Schon 5000 Besucher. Wie geht’s weiter im ENERGETICON?

5000 Besucher haben seit der Eröffnung am 8. September schon das ENERGETICON erlebt.  „Ganz toll gemacht“, kommentieren beeindruckte Besucher. Oder: „Wir hätten gar nicht gedacht, dass das so groß ist.“ Wie geht es nun weiter? „Nach der Eröffnungsphase geht es jetzt darum, die Besucherzahlen zu verstetigen und Schritt für Schritt zu steigern“, sagt Harald Richter. Er ist der Geschäftsführer des ENEREGETICON und hat schon viel Herzblut in dieses großartige Projekt investiert. Es wurden Kooperationen geschlossen mit Schulen und Hochschulen, die jetzt noch vertieft werden. Harald Richter erklärt: „FH Aachen, RWTH Aachen und das Forschungszentrum Jülich werden für uns als Partner jetzt noch wichtiger.“

Für die pädagogischen Projekte ist Lea Erkens zuständig. Aktuell wird in Zusammenarbeit mit Gustav-Heinemann-Gesamtschule und Bergbaumuseum Grube Anna e.V. zu einer Arbeitsgemeinschaft „Id Energie“ eingeladen. An drei Samstagen im Februar 2015 werden Schülerinnen und Schüler der 6. Klasse in Workshops zu Besucherbegleitern ausgebildet, die dann selbstständig andere Schüler durch die Ausstellung führen.

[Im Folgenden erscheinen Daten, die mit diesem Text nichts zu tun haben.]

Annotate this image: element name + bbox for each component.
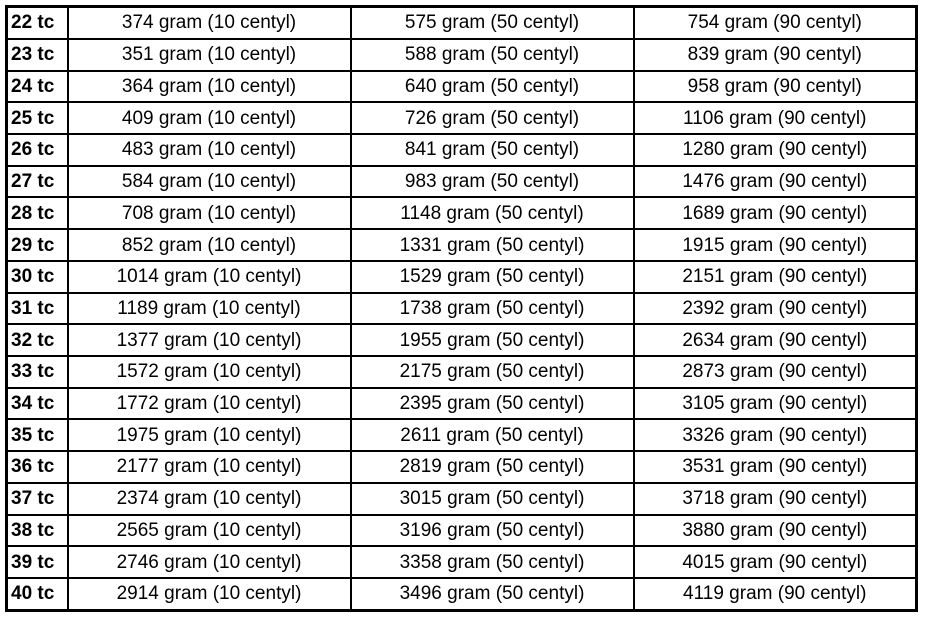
weight-cell: 2374 gram (10 centyl) bbox=[66, 481, 352, 516]
weight-cell: 1476 gram (90 centyl) bbox=[632, 164, 918, 199]
table-row: 30 tc 1014 gram (10 centyl) 1529 gram (50 … bbox=[5, 259, 918, 294]
weight-cell: 1975 gram (10 centyl) bbox=[66, 418, 352, 453]
weight-cell: 364 gram (10 centyl) bbox=[66, 69, 352, 104]
weight-cell: 409 gram (10 centyl) bbox=[66, 101, 352, 136]
weight-cell: 726 gram (50 centyl) bbox=[349, 101, 635, 136]
table-row: 29 tc 852 gram (10 centyl) 1331 gram (50 c… bbox=[5, 228, 918, 262]
weight-cell: 2175 gram (50 centyl) bbox=[349, 354, 635, 389]
weight-cell: 1014 gram (10 centyl) bbox=[66, 259, 352, 294]
weight-cell: 2392 gram (90 centyl) bbox=[632, 291, 918, 326]
week-cell: 29 tc bbox=[5, 228, 69, 262]
weight-cell: 2819 gram (50 centyl) bbox=[349, 450, 635, 484]
table-row: 28 tc 708 gram (10 centyl) 1148 gram (50 c… bbox=[5, 196, 918, 231]
week-cell: 40 tc bbox=[5, 576, 69, 612]
weight-cell: 958 gram (90 centyl) bbox=[632, 69, 918, 104]
weight-cell: 3105 gram (90 centyl) bbox=[632, 386, 918, 421]
weight-cell: 2151 gram (90 centyl) bbox=[632, 259, 918, 294]
weight-cell: 3496 gram (50 centyl) bbox=[349, 576, 635, 612]
week-cell: 30 tc bbox=[5, 259, 69, 294]
weight-cell: 1689 gram (90 centyl) bbox=[632, 196, 918, 231]
weight-cell: 3015 gram (50 centyl) bbox=[349, 481, 635, 516]
table-row: 31 tc 1189 gram (10 centyl) 1738 gram (50 … bbox=[5, 291, 918, 326]
weight-cell: 2395 gram (50 centyl) bbox=[349, 386, 635, 421]
weight-cell: 3196 gram (50 centyl) bbox=[349, 513, 635, 548]
weight-cell: 1377 gram (10 centyl) bbox=[66, 323, 352, 357]
weight-cell: 2565 gram (10 centyl) bbox=[66, 513, 352, 548]
week-cell: 22 tc bbox=[5, 5, 69, 40]
weight-cell: 3358 gram (50 centyl) bbox=[349, 545, 635, 579]
week-cell: 33 tc bbox=[5, 354, 69, 389]
weight-cell: 841 gram (50 centyl) bbox=[349, 133, 635, 167]
week-cell: 37 tc bbox=[5, 481, 69, 516]
weight-cell: 483 gram (10 centyl) bbox=[66, 133, 352, 167]
weight-cell: 640 gram (50 centyl) bbox=[349, 69, 635, 104]
weight-cell: 1189 gram (10 centyl) bbox=[66, 291, 352, 326]
weight-cell: 1331 gram (50 centyl) bbox=[349, 228, 635, 262]
table-row: 38 tc 2565 gram (10 centyl) 3196 gram (50 … bbox=[5, 513, 918, 548]
week-cell: 27 tc bbox=[5, 164, 69, 199]
weight-cell: 2634 gram (90 centyl) bbox=[632, 323, 918, 357]
table-row: 33 tc 1572 gram (10 centyl) 2175 gram (50 … bbox=[5, 354, 918, 389]
week-cell: 25 tc bbox=[5, 101, 69, 136]
weight-cell: 588 gram (50 centyl) bbox=[349, 37, 635, 72]
weight-cell: 708 gram (10 centyl) bbox=[66, 196, 352, 231]
weight-cell: 2746 gram (10 centyl) bbox=[66, 545, 352, 579]
weight-cell: 839 gram (90 centyl) bbox=[632, 37, 918, 72]
week-cell: 24 tc bbox=[5, 69, 69, 104]
weight-cell: 374 gram (10 centyl) bbox=[66, 5, 352, 40]
weight-cell: 1280 gram (90 centyl) bbox=[632, 133, 918, 167]
week-cell: 32 tc bbox=[5, 323, 69, 357]
weight-cell: 575 gram (50 centyl) bbox=[349, 5, 635, 40]
table-row: 22 tc 374 gram (10 centyl) 575 gram (50 ce… bbox=[5, 5, 918, 40]
weight-cell: 4015 gram (90 centyl) bbox=[632, 545, 918, 579]
weight-cell: 2873 gram (90 centyl) bbox=[632, 354, 918, 389]
table-row: 34 tc 1772 gram (10 centyl) 2395 gram (50 … bbox=[5, 386, 918, 421]
weight-cell: 1148 gram (50 centyl) bbox=[349, 196, 635, 231]
weight-cell: 1106 gram (90 centyl) bbox=[632, 101, 918, 136]
table-row: 35 tc 1975 gram (10 centyl) 2611 gram (50 … bbox=[5, 418, 918, 453]
table-row: 36 tc 2177 gram (10 centyl) 2819 gram (50 … bbox=[5, 450, 918, 484]
table-row: 25 tc 409 gram (10 centyl) 726 gram (50 ce… bbox=[5, 101, 918, 136]
weight-cell: 1772 gram (10 centyl) bbox=[66, 386, 352, 421]
table-row: 26 tc 483 gram (10 centyl) 841 gram (50 ce… bbox=[5, 133, 918, 167]
weight-cell: 3718 gram (90 centyl) bbox=[632, 481, 918, 516]
table-row: 27 tc 584 gram (10 centyl) 983 gram (50 ce… bbox=[5, 164, 918, 199]
weight-cell: 1915 gram (90 centyl) bbox=[632, 228, 918, 262]
weight-cell: 3531 gram (90 centyl) bbox=[632, 450, 918, 484]
weight-cell: 983 gram (50 centyl) bbox=[349, 164, 635, 199]
weight-cell: 2914 gram (10 centyl) bbox=[66, 576, 352, 612]
weight-table: 22 tc 374 gram (10 centyl) 575 gram (50 ce… bbox=[5, 5, 918, 612]
week-cell: 31 tc bbox=[5, 291, 69, 326]
table-row: 23 tc 351 gram (10 centyl) 588 gram (50 ce… bbox=[5, 37, 918, 72]
weight-cell: 1955 gram (50 centyl) bbox=[349, 323, 635, 357]
week-cell: 23 tc bbox=[5, 37, 69, 72]
week-cell: 26 tc bbox=[5, 133, 69, 167]
weight-cell: 2611 gram (50 centyl) bbox=[349, 418, 635, 453]
week-cell: 28 tc bbox=[5, 196, 69, 231]
weight-cell: 3880 gram (90 centyl) bbox=[632, 513, 918, 548]
weight-cell: 584 gram (10 centyl) bbox=[66, 164, 352, 199]
weight-cell: 1529 gram (50 centyl) bbox=[349, 259, 635, 294]
weight-cell: 1572 gram (10 centyl) bbox=[66, 354, 352, 389]
table-row: 24 tc 364 gram (10 centyl) 640 gram (50 ce… bbox=[5, 69, 918, 104]
table-row: 37 tc 2374 gram (10 centyl) 3015 gram (50 … bbox=[5, 481, 918, 516]
table-row: 32 tc 1377 gram (10 centyl) 1955 gram (50 … bbox=[5, 323, 918, 357]
week-cell: 36 tc bbox=[5, 450, 69, 484]
week-cell: 35 tc bbox=[5, 418, 69, 453]
week-cell: 39 tc bbox=[5, 545, 69, 579]
weight-cell: 4119 gram (90 centyl) bbox=[632, 576, 918, 612]
weight-cell: 852 gram (10 centyl) bbox=[66, 228, 352, 262]
weight-cell: 3326 gram (90 centyl) bbox=[632, 418, 918, 453]
table-row: 39 tc 2746 gram (10 centyl) 3358 gram (50 … bbox=[5, 545, 918, 579]
table-row: 40 tc 2914 gram (10 centyl) 3496 gram (50 … bbox=[5, 576, 918, 612]
week-cell: 38 tc bbox=[5, 513, 69, 548]
weight-cell: 351 gram (10 centyl) bbox=[66, 37, 352, 72]
weight-cell: 1738 gram (50 centyl) bbox=[349, 291, 635, 326]
weight-cell: 754 gram (90 centyl) bbox=[632, 5, 918, 40]
week-cell: 34 tc bbox=[5, 386, 69, 421]
weight-cell: 2177 gram (10 centyl) bbox=[66, 450, 352, 484]
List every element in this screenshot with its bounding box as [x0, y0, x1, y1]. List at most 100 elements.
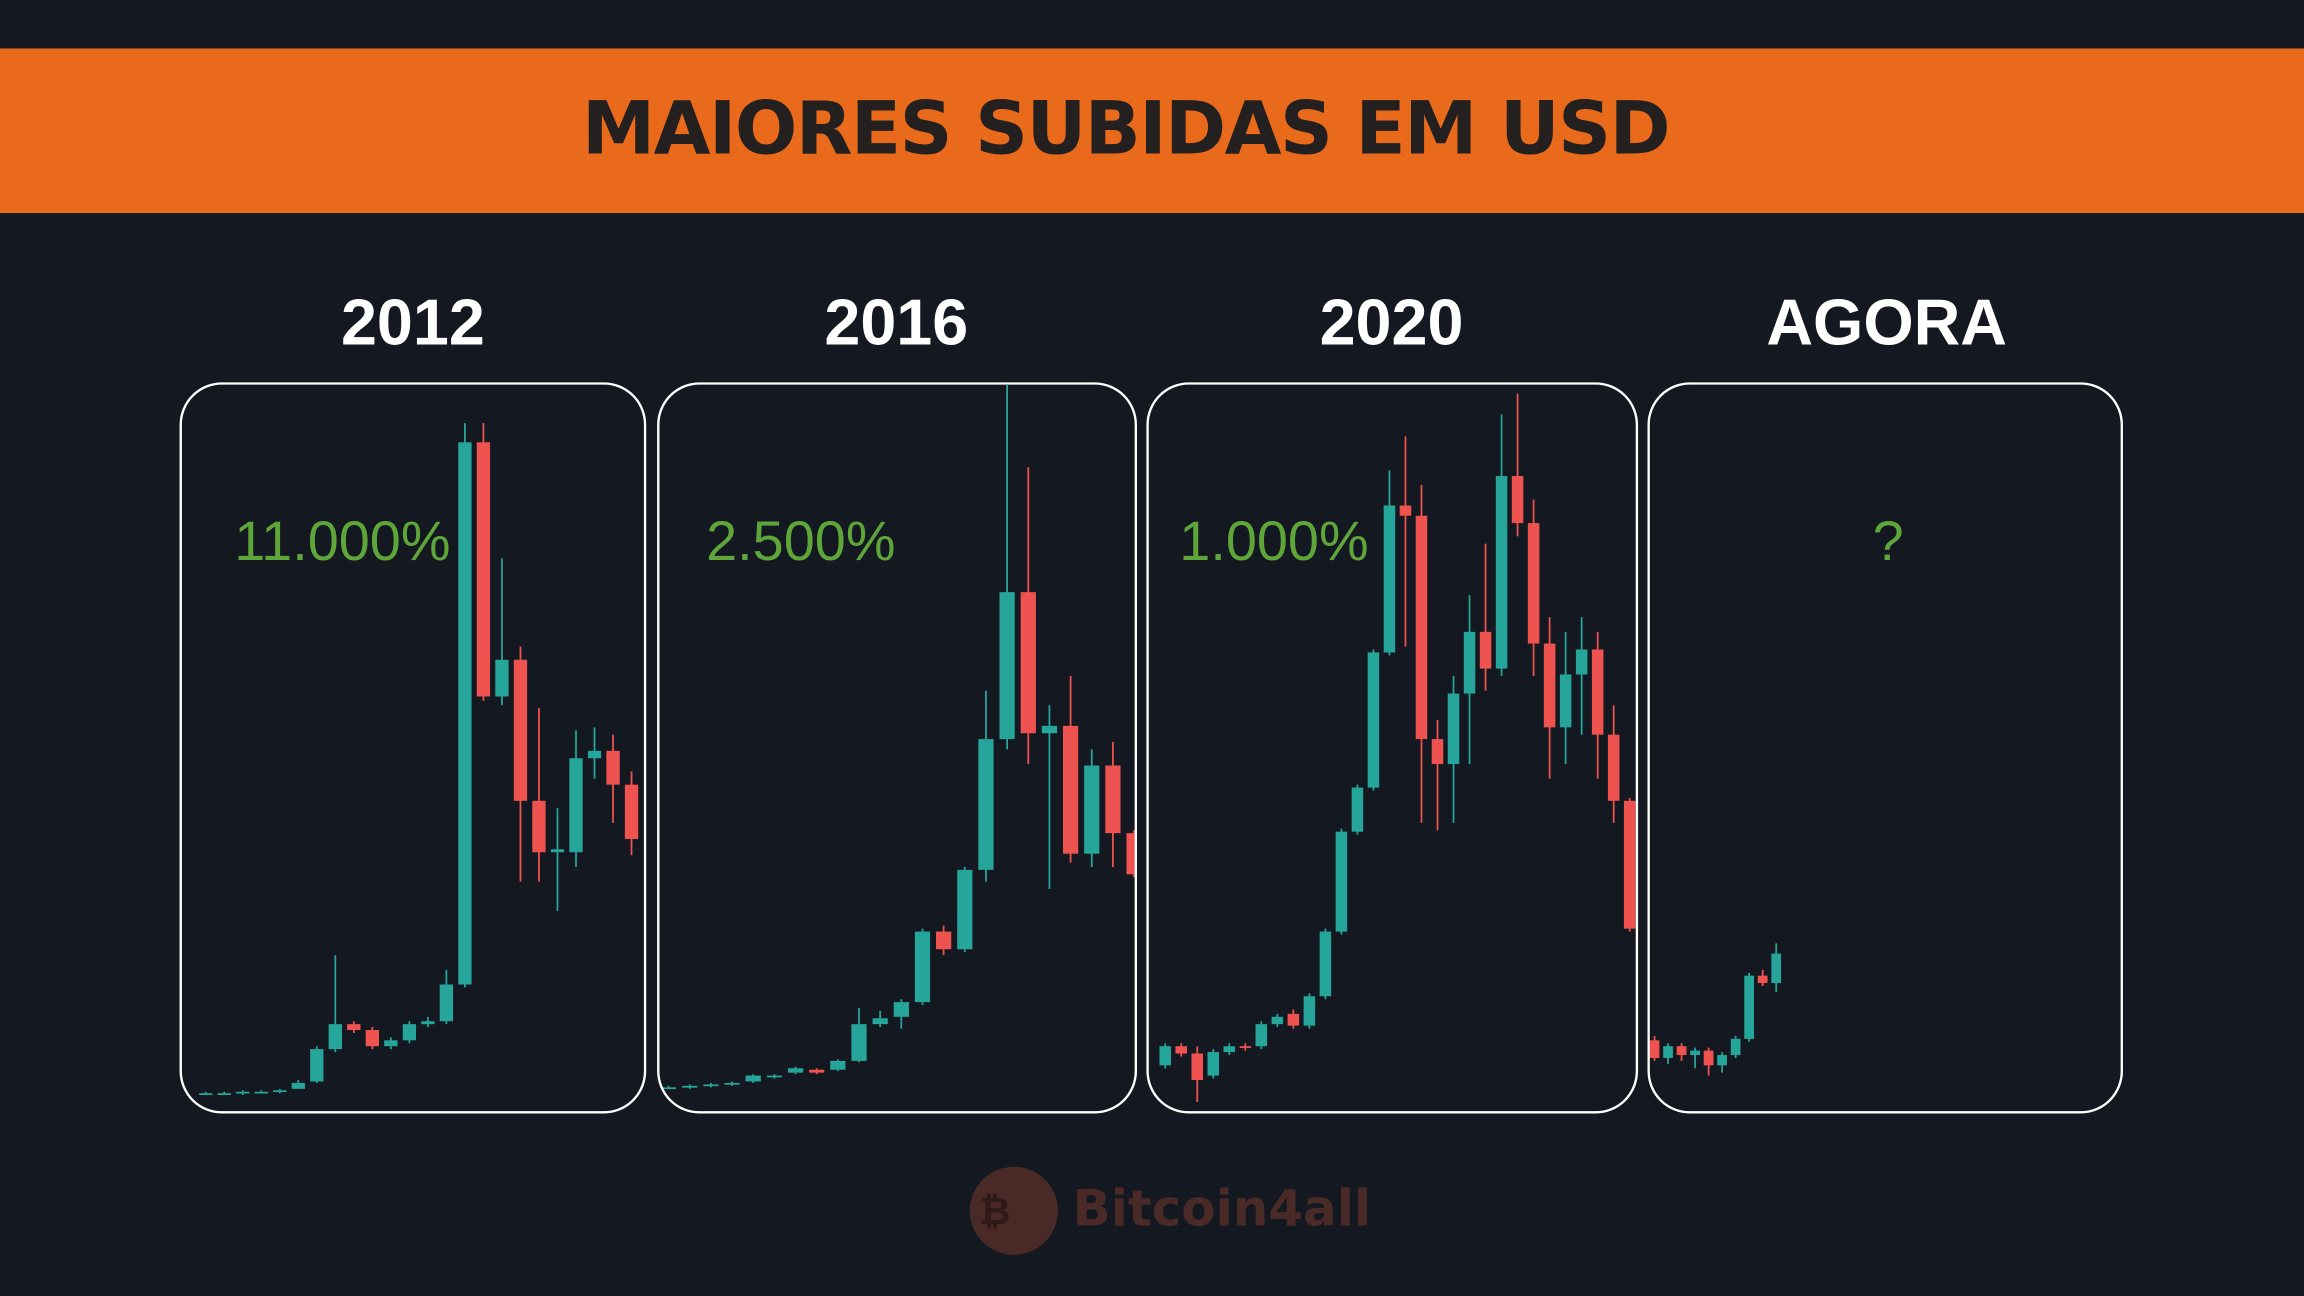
panel-title: AGORA [1766, 286, 2007, 359]
candle-body [273, 1090, 287, 1093]
candle-body [1575, 649, 1588, 675]
candle-body [978, 739, 994, 870]
candle-body [495, 659, 509, 697]
candle-body [476, 442, 491, 697]
candle-body [1126, 833, 1136, 875]
candle-body [1287, 1013, 1300, 1026]
candle-body [513, 659, 528, 801]
candle-body [1020, 592, 1036, 734]
candle-body [1495, 476, 1508, 669]
candle-body [703, 1084, 719, 1087]
candlestick-chart [1649, 943, 1782, 1076]
candle-body [217, 1093, 231, 1095]
candle-body [1690, 1050, 1700, 1056]
panel-title: 2012 [341, 286, 485, 359]
header-title: MAIORES SUBIDAS EM USD [582, 87, 1669, 172]
candle-body [1159, 1046, 1171, 1066]
candle-body [1479, 631, 1492, 669]
panel-title: 2020 [1320, 286, 1464, 359]
candle-body [550, 849, 565, 853]
annotation: ? [1873, 509, 1904, 572]
candle-body [1255, 1024, 1268, 1047]
candle-body [893, 1002, 909, 1017]
annotation: 1.000% [1179, 509, 1368, 572]
candle-body [1303, 996, 1316, 1026]
candle-body [624, 784, 639, 840]
candle-body [1527, 523, 1540, 644]
annotation: 2.500% [706, 509, 895, 572]
panel-title: 2016 [824, 286, 968, 359]
candle-body [766, 1075, 782, 1078]
candle-body [236, 1091, 250, 1094]
candle-body [1559, 674, 1572, 728]
candle-body [1041, 725, 1058, 734]
candle-body [1084, 765, 1100, 854]
candle-body [199, 1093, 213, 1095]
panel-frame [1146, 382, 1639, 1114]
candle-body [328, 1024, 342, 1050]
candle-body [830, 1060, 846, 1070]
candle-body [957, 869, 973, 950]
candle-body [587, 750, 602, 759]
candle-body [1175, 1046, 1188, 1054]
candle-body [1383, 505, 1396, 653]
candle-body [809, 1069, 825, 1073]
header-band [0, 48, 2304, 214]
candle-body [1239, 1046, 1252, 1048]
candle-body [1431, 739, 1444, 765]
candle-body [1757, 975, 1768, 984]
watermark-logo [969, 1166, 1058, 1255]
candle-body [851, 1024, 867, 1061]
watermark-logo-mark: ₿ [979, 1190, 1010, 1234]
candle-body [999, 592, 1015, 740]
candle-body [402, 1024, 417, 1041]
candle-body [1191, 1053, 1204, 1080]
annotation: 11.000% [234, 509, 450, 572]
candle-body [1543, 643, 1556, 728]
candle-body [936, 931, 952, 950]
candle-body [1591, 649, 1604, 735]
candle-body [724, 1082, 740, 1085]
candle-body [384, 1040, 398, 1047]
candle-body [1271, 1016, 1284, 1025]
candle-body [532, 800, 546, 853]
candle-body [365, 1030, 380, 1047]
watermark: ₿ Bitcoin4all [969, 1166, 1371, 1255]
candle-body [1351, 787, 1364, 832]
candle-body [1730, 1038, 1741, 1056]
candle-body [347, 1024, 361, 1031]
candlestick-chart [199, 423, 639, 1095]
candle-body [458, 442, 472, 985]
candle-body [872, 1018, 888, 1025]
candle-body [1207, 1052, 1220, 1076]
candle-body [569, 758, 583, 853]
candle-body [310, 1049, 324, 1082]
candlestick-chart [660, 384, 1136, 1090]
candle-body [1663, 1046, 1673, 1058]
candle-body [787, 1068, 804, 1073]
candle-body [1319, 931, 1332, 997]
candle-body [1223, 1046, 1236, 1053]
candle-body [660, 1087, 677, 1090]
candle-body [1062, 725, 1079, 854]
candle-body [1649, 1040, 1660, 1058]
panel-frame [179, 382, 647, 1114]
candle-body [1447, 693, 1460, 765]
candlestick-chart [1159, 393, 1636, 1103]
candle-body [1105, 765, 1121, 834]
panel-frame [1647, 382, 2123, 1114]
candle-body [1703, 1050, 1714, 1066]
candle-body [745, 1075, 761, 1082]
candle-body [1367, 652, 1380, 788]
candle-body [914, 931, 931, 1003]
candle-body [1415, 515, 1428, 740]
candle-body [1399, 505, 1412, 516]
panel-frame [657, 382, 1138, 1114]
candle-body [1744, 975, 1755, 1039]
candle-body [1623, 800, 1636, 929]
candle-body [1771, 953, 1782, 984]
candle-body [682, 1085, 698, 1088]
watermark-text: Bitcoin4all [1073, 1180, 1371, 1238]
candle-body [254, 1091, 268, 1094]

Selbstverständlich gibt es auch Führungen für Erwachsene, die im ENERGETICON gebucht werden können. Und jeden Donnerstag finden um 17 Uhr sogenannte „Steigerführungen“ statt. Dann erklären echte, ehemalige Bergleute die einzelnen Stationen und Experimentierorte der Energie-Erlebniswelt, inklusive einiger Anekdoten zum Schmunzeln und Nachdenken.

Neu ist auch das Projekt „Erzählcafé“, das im ersten Halbjahr 2015  starten wird. Pädagogisch betreut von einer Diplom-Pädagogin, geht es dann jeweils um ein bestimmtes Thema in ausgewählten Abteilungen der Ausstellung. Anschließend werden bei Kaffee und Kuchen das Gesehene reflektiert, Erlebnisse aus vergangenen Tagen erzählt oder einfach nur geklönt. Übrigens: Ab Januar 2015 werden die Öffnungszeiten donnerstags bis 20 Uhr verlängert.

Seit dem 12. Dezember informiert die Wanderausstellung „Faszination Offshore – Wind vom Meer für neue Energie in Stadt und Land“ über Offshore-Windenergie als neue Energiequelle.